12. Assemble: Serve a mound of rice, a generous scoop of refried beans, and sliced carne asada topped with chimol; add a handful of pickled onions and the fried maduros, and set queso fresco (for serving), avocado (for serving), and crema (Honduran-style) (for serving) on the side. Serve immediately.
Carne Asada Catracha served as Plato Típico is a Honduran feast that brings together grilled beef, creamy refried red beans, fluffy white rice, sweet fried plantains, and bright fresh salsas and pickles. The flavors balance smoke and citrus from the beef with earthy beans, buttery rice, and the caramelized sweetness of maduros. On the plate you also find cool slices of avocado, salty queso fresco, a spoon of crema, and warm corn tortillas to scoop it all up.

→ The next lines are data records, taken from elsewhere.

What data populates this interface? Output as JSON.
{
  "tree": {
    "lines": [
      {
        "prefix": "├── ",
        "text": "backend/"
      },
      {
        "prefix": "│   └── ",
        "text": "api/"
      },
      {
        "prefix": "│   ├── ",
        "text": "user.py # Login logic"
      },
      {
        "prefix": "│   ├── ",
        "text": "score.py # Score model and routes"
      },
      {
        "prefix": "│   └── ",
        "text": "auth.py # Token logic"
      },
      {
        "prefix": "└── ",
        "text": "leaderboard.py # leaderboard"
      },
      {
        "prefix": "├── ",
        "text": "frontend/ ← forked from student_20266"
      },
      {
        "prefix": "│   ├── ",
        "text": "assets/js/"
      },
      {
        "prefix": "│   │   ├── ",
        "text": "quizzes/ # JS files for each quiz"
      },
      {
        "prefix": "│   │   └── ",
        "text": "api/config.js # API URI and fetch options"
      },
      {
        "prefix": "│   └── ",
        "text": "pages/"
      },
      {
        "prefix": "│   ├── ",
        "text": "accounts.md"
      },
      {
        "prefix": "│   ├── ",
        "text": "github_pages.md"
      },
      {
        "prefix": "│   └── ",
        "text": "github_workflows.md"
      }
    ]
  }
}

Across Honduras, this platter is a weekend and festival staple that expresses everyday abundance and local produce. The carne asada tradition leans on citrus—especially sour orange or lime—garlic, cumin, and oregano, with a hot charcoal sear. The spread of sides reflects regional larder essentials: small red beans mashed and refried, ripe plantains, and a chopped salsa called chimol. Over time the Plato Típico has become a national shorthand for hospitality, with variations by household and region, but a consistent core of grilled beef, beans, rice, and plantains.